The organization of the portion of the BVDV genome that encodes the proteins used in viral replication is very similar to that of human hepatitis C virus (HCV), another flavivirus. S. W. Behrens et al., J Virol 72, 2364–2372 (1998). It is believed that more than 80% of the individuals infected with HCV will eventually develop a chronic form of the disease. As the disease develops, the liver of the infected subject is progressively damaged, with the symptoms generally being commensurate with cirrhosis and liver failure (e.g., jaundice, abdominal swelling, and finally, coma). The cycle of disease from infection to significant liver damage can take 20 years or more. Liver failure due to HCV is the presently the leading cause of liver transplants in the United States. It is suspected that there are, at present, more than 5 million people in the United States that are infected with HCV, and perhaps as many as 200 million around the world, making HCV infection a significant public health threat.

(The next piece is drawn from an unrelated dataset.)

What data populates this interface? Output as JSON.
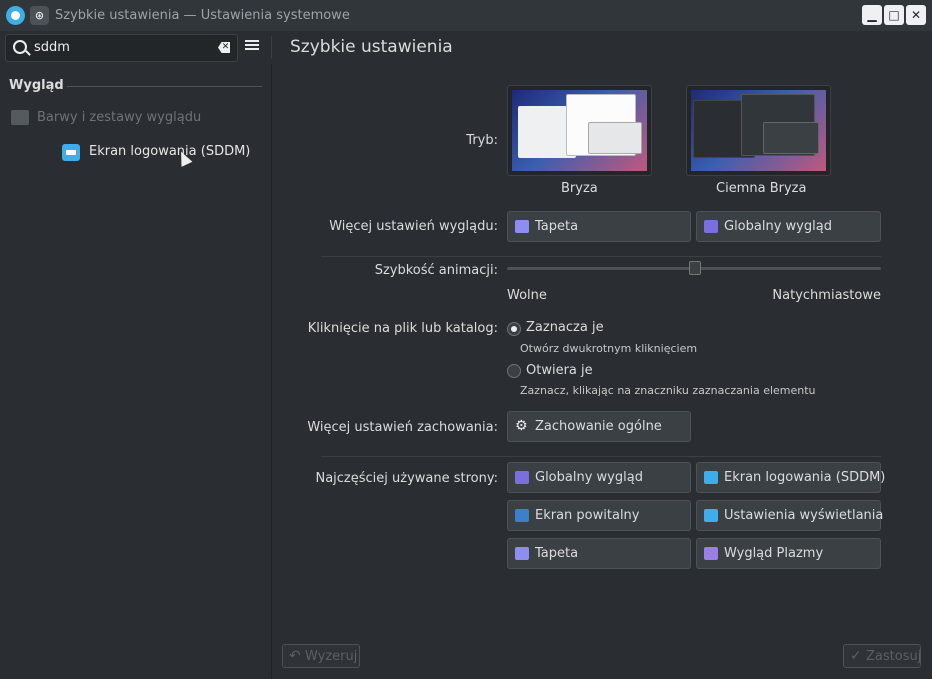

The development of a vaccine for HCV infection is uncertain, due in part to the high mutation rate of the virus. Recombinant interferon alpha-2b (INTRON A®/Schering) has proved effective in some cases of chronic hepatitis C. However, it has been reported that relapse occurs in at least half the responders after the interferon alpha-2b treatment is discontinued. Additionally, interferon alpha-2b may exacerbate hepatocyte injury caused by autoimmune chronic active hepatitis. J. Y. N. Lau et al., Br Med J 306, 469–470 (1993). The nucleotide analog ribavirin (VIRAZOLE®/ICN Pharmaceuticals) has been shown to reduce concentrations of hepatitis C viral RNA in an infected subject, although at a slower rate than interferon alpha-2b. As with BVDV infection, a need exists for an effective treatment for HCV infection.